We'll be waiting for this set of abilities to be expanded beyond the developer realm and into the remote control Android smartphone universe. This sort of usability has already begun with display mirroring - now it's time to get weird with it.
Developers will now be able to make user of On-screen GPU profiling. This data comes up in real time and shows what your device's graphics processing unit(s) are doing and can be accessed in your Developer Options under settings. If you do not see these settings right out of the box, it's just because you've not un-hidden them yet (this is default in all Android iterations above 4.2).
To un-hide Developer Options, go to Settings - About phone - Build number, and tap the Build number of your device 7 times quickly. From there you'll be in business. Android 4.3 offers a collection of developer abilities behind the scenes, also including a set of enhancements to Systrace loggin.

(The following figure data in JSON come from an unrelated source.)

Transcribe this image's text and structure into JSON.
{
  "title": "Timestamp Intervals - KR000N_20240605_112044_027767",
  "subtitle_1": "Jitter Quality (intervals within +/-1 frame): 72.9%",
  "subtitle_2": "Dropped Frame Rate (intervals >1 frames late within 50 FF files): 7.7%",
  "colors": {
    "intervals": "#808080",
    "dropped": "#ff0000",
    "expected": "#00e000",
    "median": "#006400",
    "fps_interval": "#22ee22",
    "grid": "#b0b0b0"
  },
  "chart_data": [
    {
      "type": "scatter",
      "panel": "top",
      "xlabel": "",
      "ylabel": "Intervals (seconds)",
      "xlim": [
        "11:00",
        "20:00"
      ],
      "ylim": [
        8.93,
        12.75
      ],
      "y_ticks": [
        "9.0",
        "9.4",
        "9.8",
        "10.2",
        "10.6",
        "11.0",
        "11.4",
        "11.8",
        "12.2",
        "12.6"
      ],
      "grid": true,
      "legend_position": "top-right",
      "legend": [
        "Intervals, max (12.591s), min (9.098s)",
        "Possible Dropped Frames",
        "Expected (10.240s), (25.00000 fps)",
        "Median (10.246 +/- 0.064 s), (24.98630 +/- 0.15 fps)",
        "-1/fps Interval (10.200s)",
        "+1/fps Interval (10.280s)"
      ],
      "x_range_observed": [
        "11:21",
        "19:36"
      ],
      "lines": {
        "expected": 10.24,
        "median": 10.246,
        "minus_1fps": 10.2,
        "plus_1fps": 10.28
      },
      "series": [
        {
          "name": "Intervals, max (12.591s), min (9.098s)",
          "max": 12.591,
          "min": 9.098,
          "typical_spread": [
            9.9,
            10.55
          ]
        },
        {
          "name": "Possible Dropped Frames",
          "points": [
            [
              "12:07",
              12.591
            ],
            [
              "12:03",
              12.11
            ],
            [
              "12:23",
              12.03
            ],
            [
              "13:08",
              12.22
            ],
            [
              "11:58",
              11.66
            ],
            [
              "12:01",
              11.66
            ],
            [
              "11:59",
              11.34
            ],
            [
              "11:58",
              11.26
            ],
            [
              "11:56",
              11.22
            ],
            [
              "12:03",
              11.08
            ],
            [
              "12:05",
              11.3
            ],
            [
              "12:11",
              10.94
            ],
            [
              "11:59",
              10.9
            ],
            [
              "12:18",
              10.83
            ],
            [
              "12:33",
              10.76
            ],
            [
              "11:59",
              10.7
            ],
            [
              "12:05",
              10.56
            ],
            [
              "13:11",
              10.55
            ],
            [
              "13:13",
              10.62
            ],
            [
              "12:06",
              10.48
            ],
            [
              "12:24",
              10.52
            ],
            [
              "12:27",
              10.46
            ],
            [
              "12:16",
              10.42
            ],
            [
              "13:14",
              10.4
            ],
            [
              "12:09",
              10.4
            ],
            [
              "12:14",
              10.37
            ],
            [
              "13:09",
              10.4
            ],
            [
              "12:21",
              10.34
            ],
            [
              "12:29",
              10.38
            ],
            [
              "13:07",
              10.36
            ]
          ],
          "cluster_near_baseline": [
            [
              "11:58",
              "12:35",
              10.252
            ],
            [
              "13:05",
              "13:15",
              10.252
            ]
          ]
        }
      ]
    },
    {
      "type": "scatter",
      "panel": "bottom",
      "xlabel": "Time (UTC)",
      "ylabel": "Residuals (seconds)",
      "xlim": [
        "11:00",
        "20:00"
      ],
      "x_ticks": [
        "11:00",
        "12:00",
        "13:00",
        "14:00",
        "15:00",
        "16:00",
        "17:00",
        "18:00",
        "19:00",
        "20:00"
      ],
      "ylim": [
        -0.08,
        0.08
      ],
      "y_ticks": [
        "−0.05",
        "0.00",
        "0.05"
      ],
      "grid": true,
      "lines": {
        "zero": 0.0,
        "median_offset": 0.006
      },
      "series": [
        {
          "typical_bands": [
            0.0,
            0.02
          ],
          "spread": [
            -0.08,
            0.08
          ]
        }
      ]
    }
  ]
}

With the Systrace tool, developers are able to visualize app-specific events inside the software they create, analyze the data that's then output, and use Systrace tags with custom app selections to understand the behaviors and performance of apps in ways that are both easy to understand and in-depth enough to expand well beyond analysis tools of the past.
One of the most important additions to Android in this update for the business owner or employee that needs a bit more security than the average user is the addition of Wi-Fi credential configurations for individual apps to connect with WPA2 enterprise access points. Google adds API compatibility with Extensible Authentication Protocol (EAP) and Encapsulated EAP (Phase 2) credentials, just like they've always wanted.
Android 4.3 adds KeyChain enhancements which allow apps to confirm that commands entered into them - passwords, for example - will not ever be exported off the device itself. This is what Google calls a "hardware root of trust" for the device, and they suggest that it cannot be broken, "even in the event of a root or kernel compromise." That's hardcore.
This security is expanded with an Android Keystore Provider which can be used by one app that will then store a password that cannot be seen or used by any other app. This key is added to the keystore without any user interaction and locks the the data down the same way the KeyChain API locks down keys to hardware.
You'll also want to have a peek at our exploration of Restricted Profiles and Google's expanded vision for multiple users on one device. Built-in kid-proofing!
Where and When
Google will be pushing Android 4.3 over the air to Nexus devices starting today - for models like the Nexus 4, Nexus 7, and Nexus 10, and SOON for the HTC One Google Play edition and Samsung Galaxy S 4 Google Play edition. As for the rest of the Android universe - we'll just have to wait and see! There's always the hacker forums, and stick around our Android portal for the news when it pops up!